Can you help me out? Which one is his house?”

  The MPs were flummoxed. But then Vinnie flashed his ID. He sweet-talked the MPs into letting them walk Tupper back to the BOQ. Upstairs, Vinnie made sure his boss was asleep before he went back to his own room.

  The morning came quickly, and the massively hungover men caught a ride back to the train. Nothing was said about Tupper’s midnight run. They all understood. Sometimes, you just had to light your hair on fire.

  But this was different. Tupper wasn’t a junior officer pissing into a glass in a hotel room. He was in charge now. If he had found the base commander’s house and awakened him at two in the morning that would have brought down more shit than a dozen flights over Midway. This was the new Navy. One call from the MPs to the Nimitz and Tupper’s command tour might have ended before it really started.

  Chapter Thirteen

  Mom and Dad come home from the hospital empty-handed. Christine stays behind for an extra day because of a bad case of jaundice. What they do bring home are some hospital brochures on sudden infant death syndrome. That night, I read the words a hundred times. Could this happen? Could Chrissie just go to sleep and not wake up?

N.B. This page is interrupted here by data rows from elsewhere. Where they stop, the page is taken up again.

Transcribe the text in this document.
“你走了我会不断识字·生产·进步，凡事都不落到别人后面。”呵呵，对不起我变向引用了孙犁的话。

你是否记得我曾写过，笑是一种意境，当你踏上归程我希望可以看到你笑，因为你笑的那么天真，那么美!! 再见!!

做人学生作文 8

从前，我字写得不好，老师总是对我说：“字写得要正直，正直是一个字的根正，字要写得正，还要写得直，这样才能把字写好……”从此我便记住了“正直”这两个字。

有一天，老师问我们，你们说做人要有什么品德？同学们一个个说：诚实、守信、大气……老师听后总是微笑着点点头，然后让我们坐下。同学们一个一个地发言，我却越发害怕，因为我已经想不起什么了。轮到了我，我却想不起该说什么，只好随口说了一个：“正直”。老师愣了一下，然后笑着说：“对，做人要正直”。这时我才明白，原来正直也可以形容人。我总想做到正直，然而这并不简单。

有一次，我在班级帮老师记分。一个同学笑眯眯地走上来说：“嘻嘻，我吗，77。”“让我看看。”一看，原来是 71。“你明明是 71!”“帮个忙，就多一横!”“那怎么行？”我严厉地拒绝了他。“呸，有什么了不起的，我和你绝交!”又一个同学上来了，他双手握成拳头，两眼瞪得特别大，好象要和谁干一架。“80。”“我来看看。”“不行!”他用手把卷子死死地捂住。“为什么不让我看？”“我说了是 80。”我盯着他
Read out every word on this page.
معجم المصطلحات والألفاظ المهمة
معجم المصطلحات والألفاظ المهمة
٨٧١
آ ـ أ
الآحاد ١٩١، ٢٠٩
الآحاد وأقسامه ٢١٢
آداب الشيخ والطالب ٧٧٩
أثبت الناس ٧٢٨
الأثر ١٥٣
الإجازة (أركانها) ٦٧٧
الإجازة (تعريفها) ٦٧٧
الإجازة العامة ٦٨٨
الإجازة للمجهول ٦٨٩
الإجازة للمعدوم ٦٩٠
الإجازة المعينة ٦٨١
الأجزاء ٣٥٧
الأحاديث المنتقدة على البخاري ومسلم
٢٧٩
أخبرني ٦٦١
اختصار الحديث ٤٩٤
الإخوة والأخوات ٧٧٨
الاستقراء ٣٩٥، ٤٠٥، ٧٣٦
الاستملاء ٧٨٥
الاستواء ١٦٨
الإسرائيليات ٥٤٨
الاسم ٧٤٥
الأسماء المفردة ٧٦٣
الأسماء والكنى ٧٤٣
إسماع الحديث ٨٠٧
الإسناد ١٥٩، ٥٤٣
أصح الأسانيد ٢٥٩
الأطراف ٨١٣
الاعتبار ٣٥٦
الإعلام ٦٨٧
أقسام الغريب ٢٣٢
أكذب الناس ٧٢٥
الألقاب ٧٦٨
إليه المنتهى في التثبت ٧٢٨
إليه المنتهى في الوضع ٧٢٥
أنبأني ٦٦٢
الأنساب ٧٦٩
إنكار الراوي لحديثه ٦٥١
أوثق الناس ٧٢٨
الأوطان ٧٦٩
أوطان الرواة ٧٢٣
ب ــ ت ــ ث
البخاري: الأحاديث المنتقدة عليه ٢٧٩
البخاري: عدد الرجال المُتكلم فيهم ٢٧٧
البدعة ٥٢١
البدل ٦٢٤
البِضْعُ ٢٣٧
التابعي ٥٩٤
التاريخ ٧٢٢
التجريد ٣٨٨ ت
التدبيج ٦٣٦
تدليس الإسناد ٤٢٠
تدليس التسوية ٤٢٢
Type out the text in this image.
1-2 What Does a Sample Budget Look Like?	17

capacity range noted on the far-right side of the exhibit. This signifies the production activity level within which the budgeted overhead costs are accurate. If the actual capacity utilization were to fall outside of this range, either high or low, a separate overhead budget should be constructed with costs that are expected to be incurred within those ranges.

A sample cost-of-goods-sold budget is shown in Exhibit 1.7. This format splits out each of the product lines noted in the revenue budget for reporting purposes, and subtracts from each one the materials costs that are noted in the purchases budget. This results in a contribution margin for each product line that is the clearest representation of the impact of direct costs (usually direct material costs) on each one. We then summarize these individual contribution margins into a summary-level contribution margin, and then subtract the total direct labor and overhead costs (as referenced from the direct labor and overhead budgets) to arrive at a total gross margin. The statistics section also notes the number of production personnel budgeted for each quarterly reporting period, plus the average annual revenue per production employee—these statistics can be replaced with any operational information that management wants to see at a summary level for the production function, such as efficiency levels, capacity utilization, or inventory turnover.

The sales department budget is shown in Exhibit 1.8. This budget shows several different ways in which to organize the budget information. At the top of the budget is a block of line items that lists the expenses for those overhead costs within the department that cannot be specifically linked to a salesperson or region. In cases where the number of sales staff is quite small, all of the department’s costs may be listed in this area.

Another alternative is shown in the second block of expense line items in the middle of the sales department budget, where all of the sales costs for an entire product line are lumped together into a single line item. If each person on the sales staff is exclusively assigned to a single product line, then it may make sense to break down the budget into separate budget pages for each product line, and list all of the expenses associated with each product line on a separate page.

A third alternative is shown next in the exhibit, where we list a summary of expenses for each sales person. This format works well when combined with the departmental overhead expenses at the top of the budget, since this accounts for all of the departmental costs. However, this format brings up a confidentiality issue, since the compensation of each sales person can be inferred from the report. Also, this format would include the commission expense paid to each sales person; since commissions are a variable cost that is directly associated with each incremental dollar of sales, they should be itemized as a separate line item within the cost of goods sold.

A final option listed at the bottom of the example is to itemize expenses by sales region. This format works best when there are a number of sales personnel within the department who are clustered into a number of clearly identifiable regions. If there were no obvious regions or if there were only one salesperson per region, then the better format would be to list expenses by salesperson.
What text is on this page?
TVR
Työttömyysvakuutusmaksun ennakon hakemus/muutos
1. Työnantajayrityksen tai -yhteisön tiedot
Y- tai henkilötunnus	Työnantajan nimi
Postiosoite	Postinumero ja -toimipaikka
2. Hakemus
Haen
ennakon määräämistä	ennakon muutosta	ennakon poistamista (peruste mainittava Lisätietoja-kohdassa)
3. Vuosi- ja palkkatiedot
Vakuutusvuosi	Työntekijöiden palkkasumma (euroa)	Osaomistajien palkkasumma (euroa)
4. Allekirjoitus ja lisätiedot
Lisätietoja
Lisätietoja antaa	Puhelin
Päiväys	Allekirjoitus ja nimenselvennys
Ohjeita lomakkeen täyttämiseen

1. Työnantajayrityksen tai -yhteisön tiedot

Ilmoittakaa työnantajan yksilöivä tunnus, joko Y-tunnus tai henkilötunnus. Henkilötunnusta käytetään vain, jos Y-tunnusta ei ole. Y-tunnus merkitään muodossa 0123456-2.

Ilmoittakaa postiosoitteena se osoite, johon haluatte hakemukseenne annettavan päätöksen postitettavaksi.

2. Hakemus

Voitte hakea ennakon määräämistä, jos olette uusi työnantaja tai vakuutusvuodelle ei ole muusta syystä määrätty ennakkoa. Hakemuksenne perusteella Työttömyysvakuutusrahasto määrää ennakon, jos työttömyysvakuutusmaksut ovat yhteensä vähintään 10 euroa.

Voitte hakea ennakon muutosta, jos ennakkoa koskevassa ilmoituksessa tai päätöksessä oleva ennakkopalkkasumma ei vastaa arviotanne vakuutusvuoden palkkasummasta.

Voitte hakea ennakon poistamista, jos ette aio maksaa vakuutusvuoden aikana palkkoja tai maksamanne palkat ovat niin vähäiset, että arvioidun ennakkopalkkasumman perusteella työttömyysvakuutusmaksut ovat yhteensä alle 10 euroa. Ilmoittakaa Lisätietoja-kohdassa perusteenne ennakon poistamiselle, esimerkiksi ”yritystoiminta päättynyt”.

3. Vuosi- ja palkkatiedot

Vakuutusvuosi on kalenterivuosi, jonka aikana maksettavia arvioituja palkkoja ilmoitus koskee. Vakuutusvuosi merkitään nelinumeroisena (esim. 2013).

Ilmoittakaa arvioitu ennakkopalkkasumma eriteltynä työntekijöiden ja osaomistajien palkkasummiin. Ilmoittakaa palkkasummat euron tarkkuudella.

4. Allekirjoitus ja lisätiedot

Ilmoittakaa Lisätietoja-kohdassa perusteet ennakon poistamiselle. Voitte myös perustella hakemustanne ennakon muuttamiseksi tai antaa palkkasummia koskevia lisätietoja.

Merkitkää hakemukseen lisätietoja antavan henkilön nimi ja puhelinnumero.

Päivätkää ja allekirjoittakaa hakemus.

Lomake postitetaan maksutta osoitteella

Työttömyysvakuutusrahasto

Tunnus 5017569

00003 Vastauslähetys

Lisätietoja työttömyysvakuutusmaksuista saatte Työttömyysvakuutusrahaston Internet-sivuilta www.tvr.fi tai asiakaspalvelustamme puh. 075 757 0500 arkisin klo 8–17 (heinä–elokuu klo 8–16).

  I remember Dad’s words to watch over her. He leaves on workups a few months later. Mom is home alone, this time with three of us. She rocks Christine to sleep and then places her in the crib. I sit quietly in my room and wait. Mom drifts off to sleep, and I slip back into Christine’s room and make sure she is sleeping on her back and hasn’t thrown her blankets over her head. I do this every night before and after my cookie raids. Mom catches me one night and tells me I’m banned from Christine’s room after dark. I disobey her the next night.

  I’m in junior high now. I come home, toast up two blueberry Pop-Tarts and wait for the Seattle Times to be delivered. I pore over every page from “Dear Abby” to “Dondi.” One day, I hear another Navy kid is moving away and the paper is looking for a new paperboy. Dad had a paper route when he was a kid. I can do it too! Mom agrees, reasoning correctly that anything that gets me out of her hair is worth a try. Dad is skeptical.